Yöntemli yazma uğraşı çok şükür insanların bugünkü durumundan uzaklaştırıyor beni. Her şeyin önceden yazılmış olduğu inancı, onları ya olumsuzluyor, ya da karaltılara çeviriyor. Ne mahalleler bilirim, delikanlılar kitapların ayaklarına kapanır, sayfalarını barbarca öperler de tek harf sökemezler. Salgınlar, kuram çekişmeleri, kaçınılmaz olarak soygunculuğa dönüşen hac yolculukları, nüfusumuzun onda birini silip süpürdü. Sanırım cana kıymalara da değinmiştim, her yıl nasıl arttıklarına. Belki de ihtiyarlık ve ürkekliğim yanıltıyor beni, yine de insan soyunun —o tek ve benzersiz soyun— kısa sürede dünya yüzünden silineceğine inanıyorum, ama Kitaplık sürecektir; aydınlık, ıssız, sonsuz, kıpırtısız, değerli ciltlerle donanımlı, yararsız, bozulmaz, gizli.

Demin “sonsuz” sözcüğünü yazdım.
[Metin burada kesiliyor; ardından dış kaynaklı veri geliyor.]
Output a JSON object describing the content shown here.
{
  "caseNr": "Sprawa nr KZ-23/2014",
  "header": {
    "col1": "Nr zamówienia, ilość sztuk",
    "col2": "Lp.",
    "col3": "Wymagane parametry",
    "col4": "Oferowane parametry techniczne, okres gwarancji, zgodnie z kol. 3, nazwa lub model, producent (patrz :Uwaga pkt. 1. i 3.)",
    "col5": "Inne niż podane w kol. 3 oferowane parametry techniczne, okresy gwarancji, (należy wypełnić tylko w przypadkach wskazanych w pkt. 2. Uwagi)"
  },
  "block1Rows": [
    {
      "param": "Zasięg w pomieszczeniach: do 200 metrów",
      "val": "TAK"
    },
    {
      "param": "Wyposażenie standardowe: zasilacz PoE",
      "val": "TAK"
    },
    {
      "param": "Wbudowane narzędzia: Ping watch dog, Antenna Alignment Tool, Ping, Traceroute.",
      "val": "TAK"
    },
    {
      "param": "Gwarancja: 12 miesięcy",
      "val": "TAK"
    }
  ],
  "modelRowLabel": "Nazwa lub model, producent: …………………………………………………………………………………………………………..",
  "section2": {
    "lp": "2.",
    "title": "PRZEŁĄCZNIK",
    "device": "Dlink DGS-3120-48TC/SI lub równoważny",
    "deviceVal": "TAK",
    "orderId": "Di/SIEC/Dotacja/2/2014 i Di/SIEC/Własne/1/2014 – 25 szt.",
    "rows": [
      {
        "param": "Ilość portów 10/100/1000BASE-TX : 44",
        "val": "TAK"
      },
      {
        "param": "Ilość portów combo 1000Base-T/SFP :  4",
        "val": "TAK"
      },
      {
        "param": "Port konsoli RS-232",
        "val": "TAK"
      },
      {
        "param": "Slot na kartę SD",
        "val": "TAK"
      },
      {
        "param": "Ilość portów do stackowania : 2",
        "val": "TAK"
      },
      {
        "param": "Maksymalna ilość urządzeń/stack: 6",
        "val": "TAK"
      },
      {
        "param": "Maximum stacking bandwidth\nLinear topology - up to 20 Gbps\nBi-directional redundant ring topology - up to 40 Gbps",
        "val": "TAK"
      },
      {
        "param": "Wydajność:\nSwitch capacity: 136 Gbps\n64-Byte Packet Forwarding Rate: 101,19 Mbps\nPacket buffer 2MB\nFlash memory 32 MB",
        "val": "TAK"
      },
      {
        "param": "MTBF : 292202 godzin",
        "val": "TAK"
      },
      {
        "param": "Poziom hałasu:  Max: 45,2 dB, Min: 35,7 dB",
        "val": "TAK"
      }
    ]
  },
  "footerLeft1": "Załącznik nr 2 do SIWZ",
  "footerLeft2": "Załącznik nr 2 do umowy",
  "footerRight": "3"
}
Bu sıfatı söz sanatı yapma uğruna çarpıtmadım; dünyanın sonsuz olduğunu düşünmek us-dışı değildir, diyorum. Onun sınırlı olduğunu ileri sürenler, geçitlerin, merdivenlerin ve altıgenlerin kuytu köşelerde son bulmasının pekala düşünülebileceğini söylüyorlar —ki saçma. Onun sınırsızlığını düşlemek, olası kitap sayısının sınırsızlığı konusunda yanılgıya düşmektir. Eski soruna şöyle bir çözüm öneriyorum: Kitaplık sınırsız ve sarmaldır. Bir sonsuzluk yolcusu ondan geçerek hangi yöne giderse gitsin, yüzyıllar sonra aynı ciltlerin aynı bozuk-düzende yinelendiğini görecektir (ve böyle bir yineleniş, yeni bir düzene değişecektir. Biricik Düzen’e). Yalnızlığım, bu soylu umutla avunuyor.